‘Considerably less ready’: Marketers’ post-cookie preparedness has dropped by 23% since 2022

While publishers are attempting to quell marketers’ concerns about the state of the open programmatic ad market, the buy-side is indicating that there are bigger factors at play that are contributing to their lost appetite than just MFA and fraud scares alone.

A study from Adobe (which surveyed 2,841 marketers between Feb. 27 and March 7 in the U.S., Australia, France, Germany, India, Japan and the U.K.) found that fewer marketers are feeling prepared for third-party cookie deprecation than in years prior, with nearly half (49%) of their marketing strategies still reliant on third-party cookies. This is despite the fact that up until April, it looked like Google was finally going to close the cookie jar this year once and for all.

“People are not feeling more ready. They’re feeling considerably less ready than they were two years ago, which is a little bit odd [considering] that people have supposedly had two years to prepare,” said Ryan Fleisch, senior director of product marketing at Adobe. 

According to the study, released today, the portion of marketers who reported their brands as being “mostly or very ready” for third-party cookie deprecation fell from 78% in 2022 when this same survey was first conducted to 60% in 2024. In that time, however, the portion of marketers whose marketing strategies still rely on third-party cookies decreased considerably from 75% to 49%, indicating to Fleisch that cookieless tests might not be cutting the mustard. 

But “it’s not for lack of trying” that preparedness levels are down, Fleisch argued. “When you couple those two statistics together, to me that says the technology that an industry is providing these brands is not sufficient for their needs.”

One agency executive who spoke on the condition of anonymity said that the portion of clients still reliant on third-party cookies is far below the 49% listed in the survey, with less than 25% of overall media spend of their agency being focused on [third-party cookie] data.

Meanwhile, nothing from Adobe’s report came as much of a surprise to Mike Pollack, managing director of digital media solutions at Epsilon, he said. However, in contrast to Adobe’s findings, Epsilon has found a majority of marketers to be still dependent on the third-party cookie and a minority that feel prepared for its deprecation.
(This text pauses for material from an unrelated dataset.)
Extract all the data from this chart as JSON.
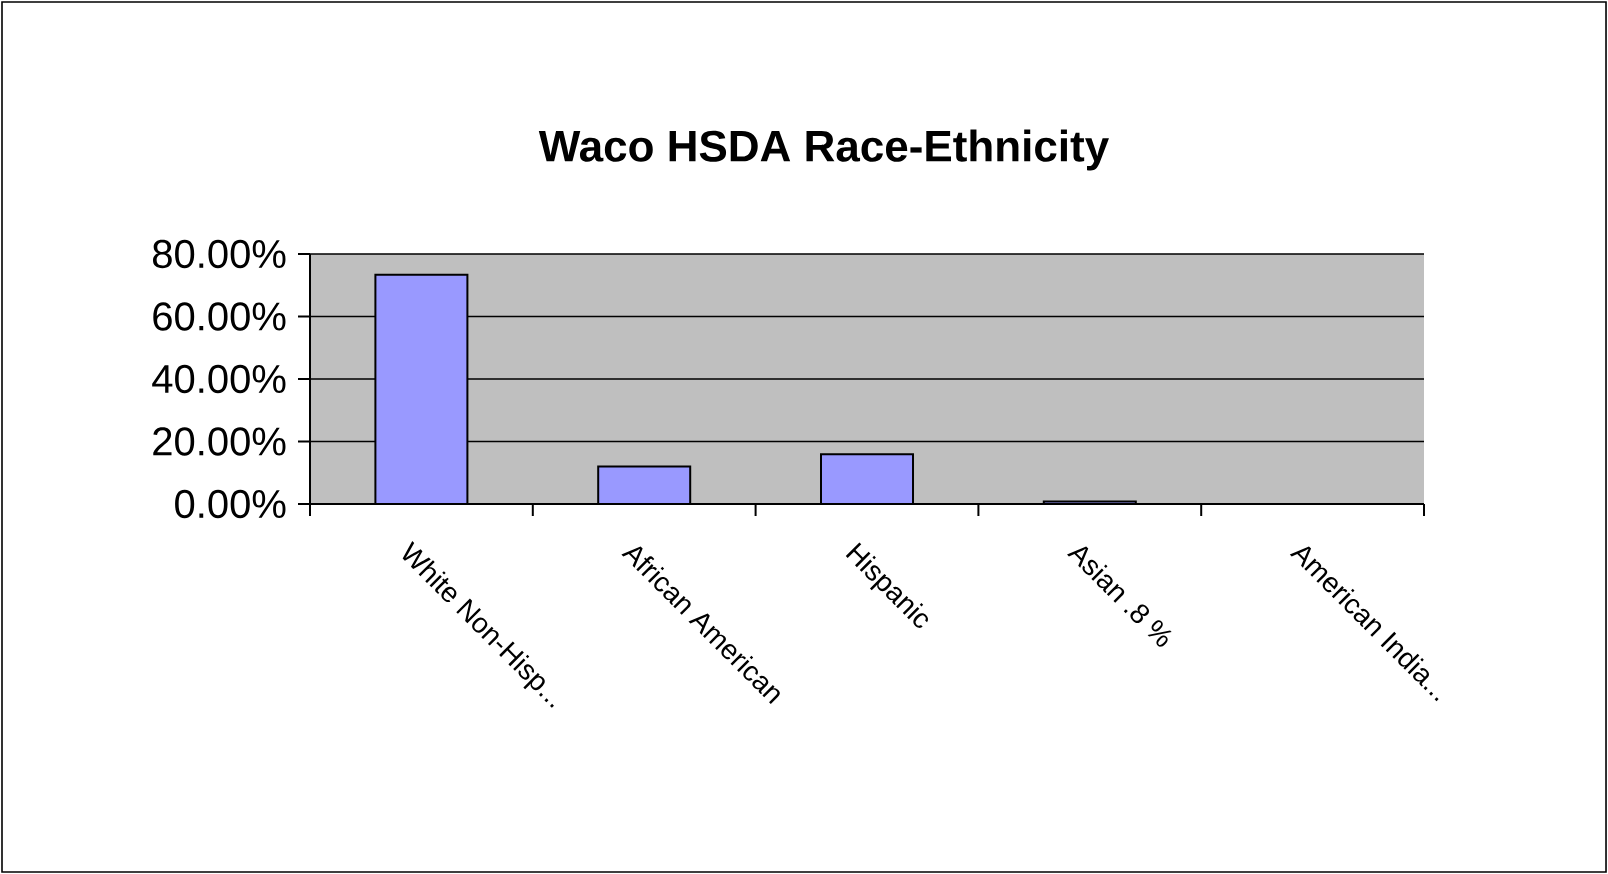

In a recent survey of 257 U.S. marketers by Epsilon, conducted during the first quarter of 2024, found that 75% of respondents said they are still “very or moderately reliant” on third-party cookies, down from 82% in 2020. And only 44% of respondents said they felt “very prepared” for cookie deprecation in 2024.

Cookieless alternatives ‘lack maturity’

Adobe’s study found that only 28% of respondents spend at least half of their marketing budgets on cookie-based activations (down from 45% two years ago), but the majority of spend is being allocated to environments that help replicate the easy audience targeting experience, like social platforms’ walled gardens.

  • 62% of survey respondents said they plan to shift their spend primarily to walled garden ecosystems like social media platforms 
  • 49% said they’re prioritizing activating first-party data 
  • 42% said they are working directly with publishers

Fleisch pointed out that 78% of the survey respondents said they have bought a clean room or client data platform (CDP), but only 34% said it’s actually enabled them to feel more prepared for cookieless marketing. And within the first-party data category, he said that of the respondents who reported using a CDP, only 23% were pairing their first-party data with second-party data while 28% said they’re pairing it with third-party data. 

“The message [to marketers] can’t stop at, ‘Go build a first-party data strategy and be done with it.’ But I think brands have maybe fallen victim to that message,” said Fleisch. He added, “CDPs have let brands down if they’re not doing more than first-party data activation. And we risk recreating the problem that we set out to solve. And that’s now inherently forcing people to go back to the old ways of just buying direct through platforms.”

First-party data solutions are the predominant funnel for which the agency exec’s and Epsilon’s clients are reallocating media budgets.

“Amongst our client base, probably the most consistent response has been to build out the first-party data strategy,” said Pollack, be it through CDPs or clean rooms. For reference, the Epsilon survey found that 60% of respondents were focusing on expanding their first-party data strategies and 59% were focusing on building out a CDP. 

Following that, Pollack said clients are shifting more money toward walled gardens, which he explained is appealing to clients because of the ability to maintain personalized targeting, but ultimately carries challenges around performance transparency and overspending with the platform. 

“We are seeing first-party data advance and we’re seeing clients and businesses being far more comfortable with the fact that that needs to be a reliable signal that is used,” the agency exec said. To date, nearly three-quarters of their clients have uploaded first-party data into a DSP.